특히 다음과 같은 대규모 공개 데이터 세트를 찾고 있습니다.

익명화 된 대규모 샘플 웹 서버 로그.
데이터베이스 성능 벤치마킹에 사용되는 데이터 세트.

대규모 공개 데이터 세트에 대한 다른 링크는 감사하겠습니다. http://aws.amazon.com/publicdatasets/ 에서 Amazon의 공개 데이터 세트에 대해 이미 알고 있습니다.

1. 익명화 된 대규모 샘플 웹 서버 로그.

다음과 같이 작동합니다.

UCI 기계 학습 저장소

이보다 더 많은 데이터 세트를 사용할 수 있지만 (다른 답변의 범위 참조) 이것은 원래 기준을 충족하는 가장 낮은 매달려있는 과일입니다. 보너스로, 그들이 알고있을 수있는 특정 요구 사항이있는 경우 연락처 링크 가 있습니다.

2. 데이터베이스 성능 벤치마킹에 사용되는 데이터 세트.

잘 정의 된 알고리즘 문제 를 설명하는 경험적 데이터 세트를 요구하기 때문에 잘못된 이름처럼 들립니다 . 특히, 다양한 데이터베이스 시스템을 실시간으로 테스트하고 벤치마킹하는 데 사용할 수있는 데이터 세트를 찾으려고하는 것처럼 들립니다.이를 결정하기위한 테스트 케이스 세트로 사용할 수있는 잘 정의되고 정규화 된 관계형 데이터를 사용하여 귀하의 요구를 충족하는 가장 효율적인 솔루션입니다.

나는이 접근 방식에 동의하지 않습니다. 수많은 데이터베이스 시스템과 미리 준비된 구현을 찾는 대신 이러한 시스템 의 알고리즘 보장 을 첫 번째 호출 포트로 탐색하는 것이 훨씬 좋습니다 . 요구 사항을 충족하는 알고리즘 제약 조건을 결정한 후에는 인덱싱, 정렬, 검색, 삽입, 삭제 및 검색과 같은 효율성을 벤치마킹 할 수있는 미리 준비된 솔루션 집합을 연마 할 수 있습니다.

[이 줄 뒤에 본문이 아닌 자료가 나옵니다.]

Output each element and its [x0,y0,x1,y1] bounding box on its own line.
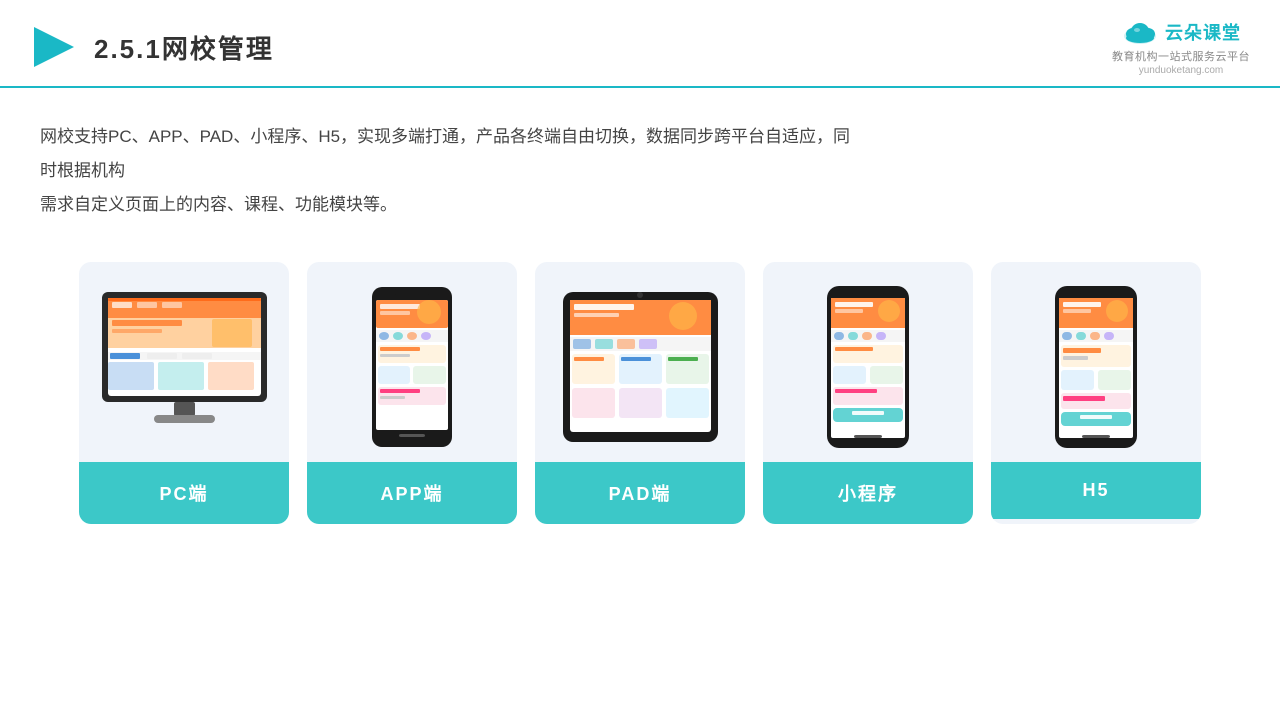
card-h5-label: H5 [991,462,1201,519]
logo-area: 云朵课堂 教育机构一站式服务云平台 yunduoketang.com [1112,18,1250,76]
description-paragraph: 网校支持PC、APP、PAD、小程序、H5，实现多端打通，产品各终端自由切换，数… [40,120,860,222]
h5-device-icon [1052,283,1140,451]
card-mini-label: 小程序 [763,462,973,524]
card-app: APP端 [307,262,517,524]
logo-text: 云朵课堂 [1165,19,1241,45]
pc-device-icon [92,282,277,452]
card-pc: PC端 [79,262,289,524]
page-title: 2.5.1网校管理 [94,29,274,66]
card-pad: PAD端 [535,262,745,524]
cloud-icon [1121,18,1159,46]
card-mini-image [763,262,973,462]
description-text: 网校支持PC、APP、PAD、小程序、H5，实现多端打通，产品各终端自由切换，数… [0,88,900,242]
card-app-label: APP端 [307,462,517,524]
logo-tagline: 教育机构一站式服务云平台 [1112,48,1250,64]
app-device-icon [367,282,457,452]
card-mini: 小程序 [763,262,973,524]
header-left: 2.5.1网校管理 [30,23,274,71]
card-h5: H5 [991,262,1201,524]
logo-cloud: 云朵课堂 [1121,18,1241,46]
card-pc-label: PC端 [79,462,289,524]
pad-device-icon [558,282,723,452]
card-h5-image [991,262,1201,462]
mini-device-icon [824,283,912,451]
card-pad-label: PAD端 [535,462,745,524]
header: 2.5.1网校管理 云朵课堂 教育机构一站式服务云平台 yunduoketang… [0,0,1280,88]
card-pc-image [79,262,289,462]
logo-url: yunduoketang.com [1139,65,1224,76]
play-icon [30,23,78,71]
card-pad-image [535,262,745,462]
card-app-image [307,262,517,462]
cards-container: PC端 [0,242,1280,554]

Wikipedia는 성능 벤치마킹을위한 테스트 케이스를 결정하고 작성하는 데 사용할 수있는 데이터베이스 테스트 개념에 대한 간결한 기사를 제공 합니다 . 예를 들어 JDBC 및 JDBC 벤치 마크 와 같은 독립적 인 데이터 액세스 인터페이스 를 사용하여 각 작업의 상대적 타이밍을 결정할 수 있습니다. 여기에서 올바른 솔루션을 찾을 수 있습니다.

요컨대, 데이터베이스 보장을 결정하기 위해 먼저 연구 로 이동 하십시오 . 후보 솔루션 세트가 식별되면 원하는 각 작업의 일정한 시간 성능을 테스트 (또는 결정)하여 솔루션 중에서 선택할 수 있습니다.

Quora 답변 과 내 연구의 개인 컬렉션을 기반으로 멋진 공개 데이터 세트 저장소가 생성되고 GitHub에서 활발하게 업데이트되었습니다.

아래는이 목록의 스냅 샷 버전입니다. 최신 목록을 보려면 Github 를 방문하십시오 .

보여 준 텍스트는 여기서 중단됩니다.